Thank you for recognizing this study and your review efforts. After gathering feedback from all parties, we have made the following modifications include:

• The dual-target bactericidal mechanism of AMO-colistin will effectively reduce the possibility of bacterial drug resistance, which is of high clinical value[1].
• It is hypothesised that AMO may inhibit biofilm formation by binding to the eDNA of the biofilm.
• In accordance with theory of Buchholz et al[2], it is hypothesised that the similar outer membrane disruption mechanism of AMO and colistin contributes to the initial disruption of the outer membrane structure, thereby facilitating the release of additional LPS binding sites for binding to colistin.
• Some details, labeling changes in manuscript.

 

All changes have been highlighted in the revised manuscript, we remain open to further revisions if needed.

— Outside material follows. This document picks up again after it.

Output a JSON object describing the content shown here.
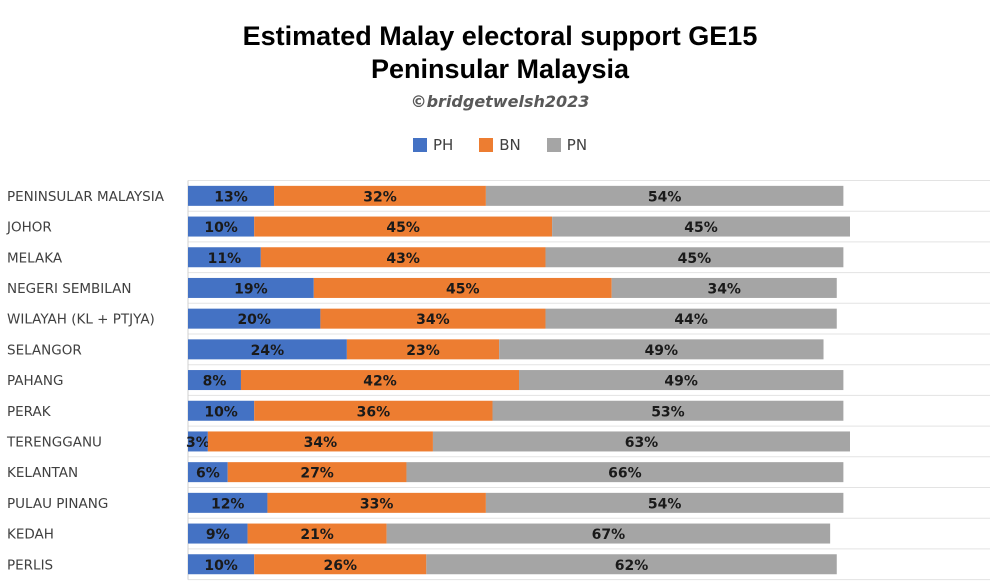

Once again, we deeply appreciate the reviewers' expertise in advancing this research.

 

 

1. Martin, J. K.; Sheehan, J. P.; Bratton, B. P.; Moore, G. M.; Mateus, A.; Li, S. H. J.; Kim, H.; Rabinowitz, J. D.; Typas, A.; Savitski, M. M.; Wilson, M. Z.; Gitai, Z., A Dual-Mechanism Antibiotic Kills Gram-Negative Bacteria and Avoids Drug Resistance. Cell 2020, 181, (7), 1518-+.
2. Buchholz, K. R.; Reichelt, M.; Johnson, M. C.; Robinson, S. J.; Smith, P. A.; Rutherford, S. T.; Quinn, J. G., Potent activity of polymyxin B is associated with long-lived super-stoichiometric accumulation mediated by weak-affinity binding to lipid A. Nature Communications 2024, 15, (1), 4733.